Wednesday, 01 April 2009 14:21
Written by Bruni Luigino
Bruni, Luigino
Editorial
What the Economic Crisis Teaches Us
in Nuova Umanità n.182, vol.XXXI, 2009/02
Translation by N. Michael Brennen, michael@michaelbrennen.com, revised August 2009
“Even apart from the instability due to speculation, there is the instability due to the characteristic of human nature that a large proportion of our positive activities depend on spontaneous optimism rather than on a mathematical expectation … [our activities] can only be taken as a result of 'animal spirits'....”
(J. M. Keynes.

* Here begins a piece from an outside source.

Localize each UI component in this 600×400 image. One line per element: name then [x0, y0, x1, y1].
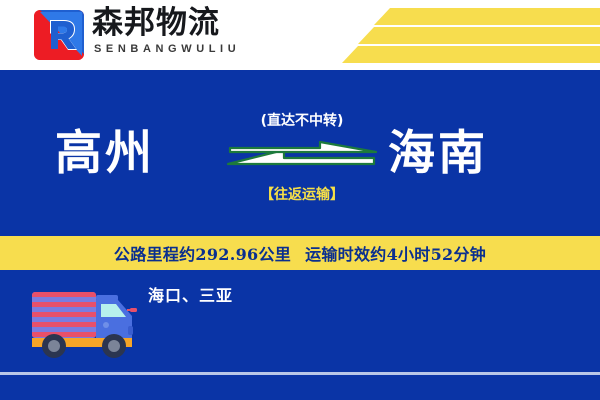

General Theory, 1936)
They had gone almost half way when the Fox, halting suddenly, said to the puppet:
"Would you like to double your money?"
"In what way?"
"Would you like to make out of your five miserable sovereigns, a hundred, a thousand, two thousand?"
"I should think so! but in what way?"
"The way is easy enough. Instead of returning home you must go with us."
"And where do you wish to take me?"
"To the land of the Owls."
(Collodi, Carlo. The Adventures of Pinocchio. ch. XII)
The desire to possess money and to accumulate wealth is a strong passion in human beings, analogous to the sexual drive and to the desire for fame or power. For this reason civilizations have always thought that such passions require education and social institutions to regulate them, and, just perhaps, to transform and reorient these deep passions into some sort of common good.